Monday I got to be security for a dental screening, which means I wore a fluorescent yellow vest and walked up and down a three lines of people with a former NY cop and said, "Restez en ligne, s'il vous plaît (Please stay in line)." To explain: we had our big screening to fill our surgery schedule at the beginning of Sept, but there are continual dental and eye screenings-sometimes for surgeries (like cataracts) but sometimes just for cleanings or eye drops. People know that every Monday and Thursday, they can line up outside the dental clinic to see if they can get their teeth checked. It's hard, because we're limited on time, so the dentists select the most urgent or emergent cases first and then take less urgent cases if possible. But whoever comes and doesn't get selected that day, they can come back the next screening day. In theory, as more of the emergent cases are addressed, as the field service continues, the other cases will be able to be seen. Unfortunately, it is really frustrating for people to come, wait in line, and then find out that they weren't selected. It reflects a constant tension in what Mercy Ships does in how we're limited by resources (including time) but there is always great need. I mentioned it before in reference to the initial screening day, but the issue seems to come up alot. The only way I've been able to deal with knowing we can't help everyone is to spend time on the wards and see the faces of those we can help. It's not a solution to the issue, by any means, but it's a reminder that we are doing good work here in Guinea.

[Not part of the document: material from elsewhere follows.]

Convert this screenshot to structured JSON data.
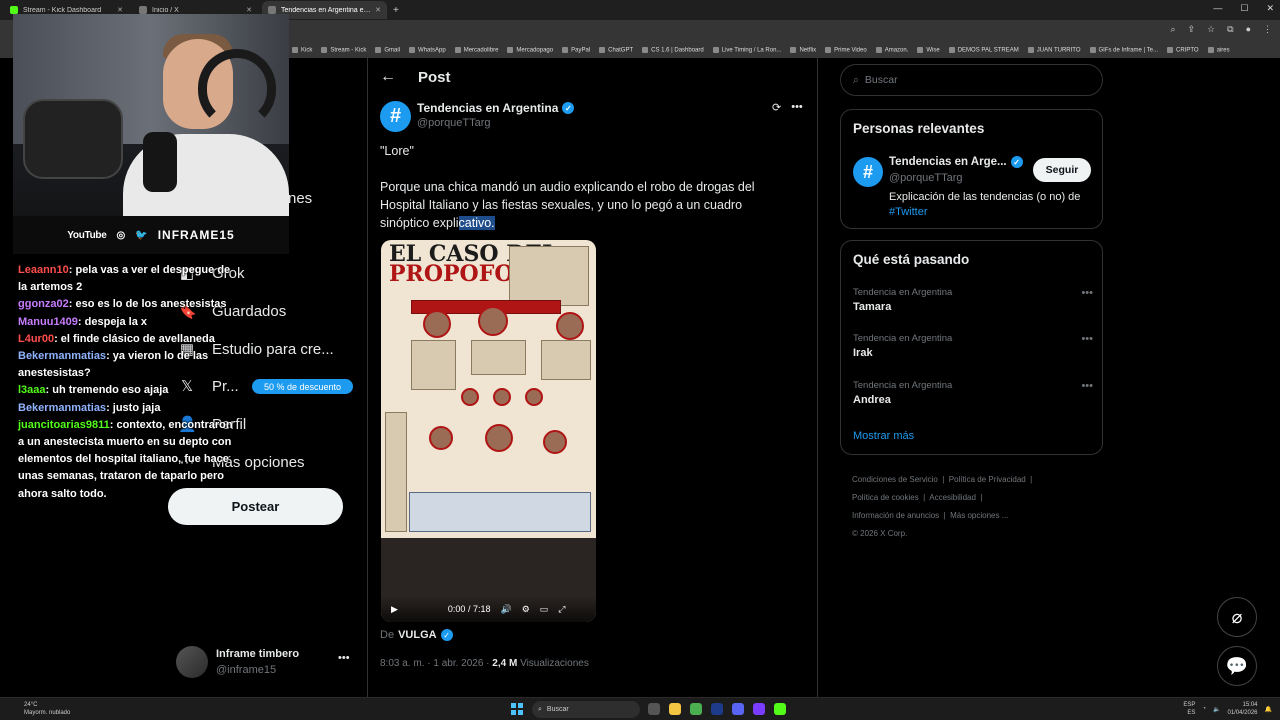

Come Tuesday, it was a little weird to be back at work. More of the same, unpacking newly arrived drugs and the like. This week, I say goodbye to two new friends-Cathy of Kindia, the island, and other adventures fame, and Sue, our pharmacy partner in crime.

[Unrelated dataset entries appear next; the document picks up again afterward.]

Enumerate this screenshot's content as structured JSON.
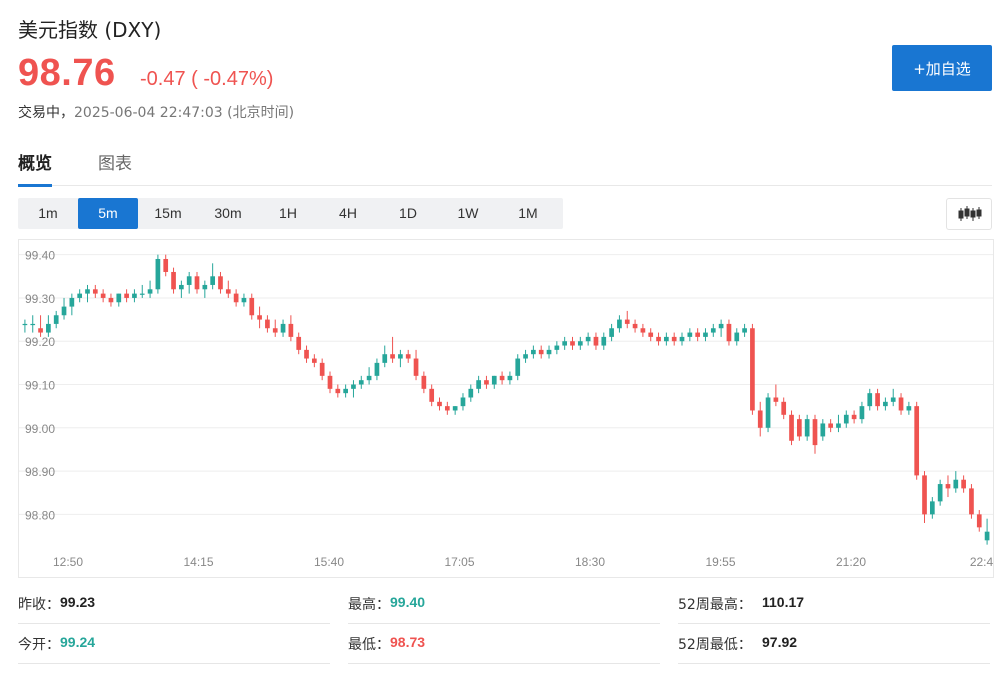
{
  "header": {
    "title": "美元指数 (DXY)",
    "price": "98.76",
    "change": "-0.47 ( -0.47%)",
    "status": "交易中，",
    "timestamp": "2025-06-04 22:47:03 (北京时间)",
    "watch_button": "+加自选"
  },
  "tabs": [
    "概览",
    "图表"
  ],
  "active_tab": 0,
  "periods": [
    "1m",
    "5m",
    "15m",
    "30m",
    "1H",
    "4H",
    "1D",
    "1W",
    "1M"
  ],
  "active_period": 1,
  "colors": {
    "up": "#26a69a",
    "down": "#ef5350",
    "accent": "#1976d2"
  },
  "chart_data": {
    "type": "candlestick",
    "x_ticks": [
      "12:50",
      "14:15",
      "15:40",
      "17:05",
      "18:30",
      "19:55",
      "21:20",
      "22:4"
    ],
    "y_ticks": [
      "99.40",
      "99.30",
      "99.20",
      "99.10",
      "99.00",
      "98.90",
      "98.80"
    ],
    "ylim": [
      98.75,
      99.42
    ],
    "grid": true,
    "ohlc": [
      [
        99.24,
        99.25,
        99.22,
        99.24
      ],
      [
        99.24,
        99.26,
        99.22,
        99.24
      ],
      [
        99.23,
        99.26,
        99.21,
        99.22
      ],
      [
        99.22,
        99.26,
        99.21,
        99.24
      ],
      [
        99.24,
        99.27,
        99.23,
        99.26
      ],
      [
        99.26,
        99.3,
        99.25,
        99.28
      ],
      [
        99.28,
        99.31,
        99.26,
        99.3
      ],
      [
        99.3,
        99.32,
        99.29,
        99.31
      ],
      [
        99.31,
        99.33,
        99.29,
        99.32
      ],
      [
        99.32,
        99.33,
        99.3,
        99.31
      ],
      [
        99.31,
        99.32,
        99.29,
        99.3
      ],
      [
        99.3,
        99.31,
        99.28,
        99.29
      ],
      [
        99.29,
        99.31,
        99.28,
        99.31
      ],
      [
        99.31,
        99.32,
        99.29,
        99.3
      ],
      [
        99.3,
        99.32,
        99.29,
        99.31
      ],
      [
        99.31,
        99.33,
        99.3,
        99.31
      ],
      [
        99.31,
        99.34,
        99.3,
        99.32
      ],
      [
        99.32,
        99.4,
        99.31,
        99.39
      ],
      [
        99.39,
        99.4,
        99.35,
        99.36
      ],
      [
        99.36,
        99.37,
        99.31,
        99.32
      ],
      [
        99.32,
        99.34,
        99.3,
        99.33
      ],
      [
        99.33,
        99.36,
        99.31,
        99.35
      ],
      [
        99.35,
        99.36,
        99.31,
        99.32
      ],
      [
        99.32,
        99.34,
        99.3,
        99.33
      ],
      [
        99.33,
        99.38,
        99.32,
        99.35
      ],
      [
        99.35,
        99.36,
        99.31,
        99.32
      ],
      [
        99.32,
        99.34,
        99.3,
        99.31
      ],
      [
        99.31,
        99.32,
        99.28,
        99.29
      ],
      [
        99.29,
        99.31,
        99.28,
        99.3
      ],
      [
        99.3,
        99.31,
        99.25,
        99.26
      ],
      [
        99.26,
        99.28,
        99.23,
        99.25
      ],
      [
        99.25,
        99.26,
        99.22,
        99.23
      ],
      [
        99.23,
        99.25,
        99.21,
        99.22
      ],
      [
        99.22,
        99.25,
        99.21,
        99.24
      ],
      [
        99.24,
        99.26,
        99.2,
        99.21
      ],
      [
        99.21,
        99.22,
        99.17,
        99.18
      ],
      [
        99.18,
        99.19,
        99.15,
        99.16
      ],
      [
        99.16,
        99.17,
        99.14,
        99.15
      ],
      [
        99.15,
        99.16,
        99.11,
        99.12
      ],
      [
        99.12,
        99.13,
        99.08,
        99.09
      ],
      [
        99.09,
        99.1,
        99.07,
        99.08
      ],
      [
        99.08,
        99.1,
        99.07,
        99.09
      ],
      [
        99.09,
        99.11,
        99.07,
        99.1
      ],
      [
        99.1,
        99.12,
        99.09,
        99.11
      ],
      [
        99.11,
        99.14,
        99.1,
        99.12
      ],
      [
        99.12,
        99.16,
        99.11,
        99.15
      ],
      [
        99.15,
        99.19,
        99.14,
        99.17
      ],
      [
        99.17,
        99.21,
        99.15,
        99.16
      ],
      [
        99.16,
        99.18,
        99.14,
        99.17
      ],
      [
        99.17,
        99.18,
        99.15,
        99.16
      ],
      [
        99.16,
        99.18,
        99.11,
        99.12
      ],
      [
        99.12,
        99.13,
        99.08,
        99.09
      ],
      [
        99.09,
        99.1,
        99.05,
        99.06
      ],
      [
        99.06,
        99.07,
        99.04,
        99.05
      ],
      [
        99.05,
        99.06,
        99.03,
        99.04
      ],
      [
        99.04,
        99.05,
        99.03,
        99.05
      ],
      [
        99.05,
        99.08,
        99.04,
        99.07
      ],
      [
        99.07,
        99.1,
        99.06,
        99.09
      ],
      [
        99.09,
        99.12,
        99.08,
        99.11
      ],
      [
        99.11,
        99.12,
        99.09,
        99.1
      ],
      [
        99.1,
        99.12,
        99.09,
        99.12
      ],
      [
        99.12,
        99.13,
        99.1,
        99.11
      ],
      [
        99.11,
        99.13,
        99.1,
        99.12
      ],
      [
        99.12,
        99.17,
        99.11,
        99.16
      ],
      [
        99.16,
        99.18,
        99.15,
        99.17
      ],
      [
        99.17,
        99.19,
        99.16,
        99.18
      ],
      [
        99.18,
        99.19,
        99.16,
        99.17
      ],
      [
        99.17,
        99.19,
        99.16,
        99.18
      ],
      [
        99.18,
        99.2,
        99.17,
        99.19
      ],
      [
        99.19,
        99.21,
        99.18,
        99.2
      ],
      [
        99.2,
        99.21,
        99.18,
        99.19
      ],
      [
        99.19,
        99.21,
        99.18,
        99.2
      ],
      [
        99.2,
        99.22,
        99.19,
        99.21
      ],
      [
        99.21,
        99.22,
        99.18,
        99.19
      ],
      [
        99.19,
        99.22,
        99.18,
        99.21
      ],
      [
        99.21,
        99.24,
        99.2,
        99.23
      ],
      [
        99.23,
        99.26,
        99.22,
        99.25
      ],
      [
        99.25,
        99.27,
        99.23,
        99.24
      ],
      [
        99.24,
        99.25,
        99.22,
        99.23
      ],
      [
        99.23,
        99.24,
        99.21,
        99.22
      ],
      [
        99.22,
        99.23,
        99.2,
        99.21
      ],
      [
        99.21,
        99.22,
        99.19,
        99.2
      ],
      [
        99.2,
        99.22,
        99.19,
        99.21
      ],
      [
        99.21,
        99.22,
        99.19,
        99.2
      ],
      [
        99.2,
        99.22,
        99.19,
        99.21
      ],
      [
        99.21,
        99.23,
        99.2,
        99.22
      ],
      [
        99.22,
        99.23,
        99.2,
        99.21
      ],
      [
        99.21,
        99.23,
        99.2,
        99.22
      ],
      [
        99.22,
        99.24,
        99.21,
        99.23
      ],
      [
        99.23,
        99.25,
        99.21,
        99.24
      ],
      [
        99.24,
        99.25,
        99.19,
        99.2
      ],
      [
        99.2,
        99.23,
        99.19,
        99.22
      ],
      [
        99.22,
        99.24,
        99.21,
        99.23
      ],
      [
        99.23,
        99.24,
        99.03,
        99.04
      ],
      [
        99.04,
        99.06,
        98.98,
        99.0
      ],
      [
        99.0,
        99.08,
        98.99,
        99.07
      ],
      [
        99.07,
        99.1,
        99.05,
        99.06
      ],
      [
        99.06,
        99.07,
        99.02,
        99.03
      ],
      [
        99.03,
        99.04,
        98.96,
        98.97
      ],
      [
        99.02,
        99.03,
        98.97,
        98.98
      ],
      [
        98.98,
        99.03,
        98.97,
        99.02
      ],
      [
        99.02,
        99.03,
        98.94,
        98.96
      ],
      [
        98.98,
        99.02,
        98.97,
        99.01
      ],
      [
        99.01,
        99.02,
        98.99,
        99.0
      ],
      [
        99.0,
        99.03,
        98.99,
        99.01
      ],
      [
        99.01,
        99.04,
        99.0,
        99.03
      ],
      [
        99.03,
        99.04,
        99.01,
        99.02
      ],
      [
        99.02,
        99.06,
        99.01,
        99.05
      ],
      [
        99.05,
        99.09,
        99.04,
        99.08
      ],
      [
        99.08,
        99.09,
        99.04,
        99.05
      ],
      [
        99.05,
        99.07,
        99.04,
        99.06
      ],
      [
        99.06,
        99.09,
        99.05,
        99.07
      ],
      [
        99.07,
        99.08,
        99.03,
        99.04
      ],
      [
        99.04,
        99.06,
        99.03,
        99.05
      ],
      [
        99.05,
        99.06,
        98.88,
        98.89
      ],
      [
        98.89,
        98.9,
        98.78,
        98.8
      ],
      [
        98.8,
        98.84,
        98.79,
        98.83
      ],
      [
        98.83,
        98.88,
        98.82,
        98.87
      ],
      [
        98.87,
        98.89,
        98.84,
        98.86
      ],
      [
        98.86,
        98.9,
        98.85,
        98.88
      ],
      [
        98.88,
        98.89,
        98.85,
        98.86
      ],
      [
        98.86,
        98.87,
        98.79,
        98.8
      ],
      [
        98.8,
        98.81,
        98.76,
        98.77
      ],
      [
        98.74,
        98.79,
        98.73,
        98.76
      ]
    ]
  },
  "stats": [
    [
      {
        "label": "昨收：",
        "value": "99.23",
        "color": "dark"
      },
      {
        "label": "最高：",
        "value": "99.40",
        "color": "green"
      },
      {
        "label": "52周最高：",
        "value": "110.17",
        "color": "dark"
      }
    ],
    [
      {
        "label": "今开：",
        "value": "99.24",
        "color": "green"
      },
      {
        "label": "最低：",
        "value": "98.73",
        "color": "down"
      },
      {
        "label": "52周最低：",
        "value": "97.92",
        "color": "dark"
      }
    ]
  ]
}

Sue was such a blessing these past two weeks. She allowed for us to take days off to explore and experience mercy ministries and other adventures we wouldn't have been able to do on a regular work schedule. And she brought life and laughter to our department with a cheerful attitude and willingness to pitch in wherever. We'll definitely miss her.
And Cathy...it's weird to say goodbye to someone who's been a part of your main circle of friends since the beginning. If I ever come as a long term crew member, the transient nature of friends on the ship will be a hard adjustment. We're already making plans to visit each other when we all go home, but it will be different not having Cathy here as a part of our fierce four.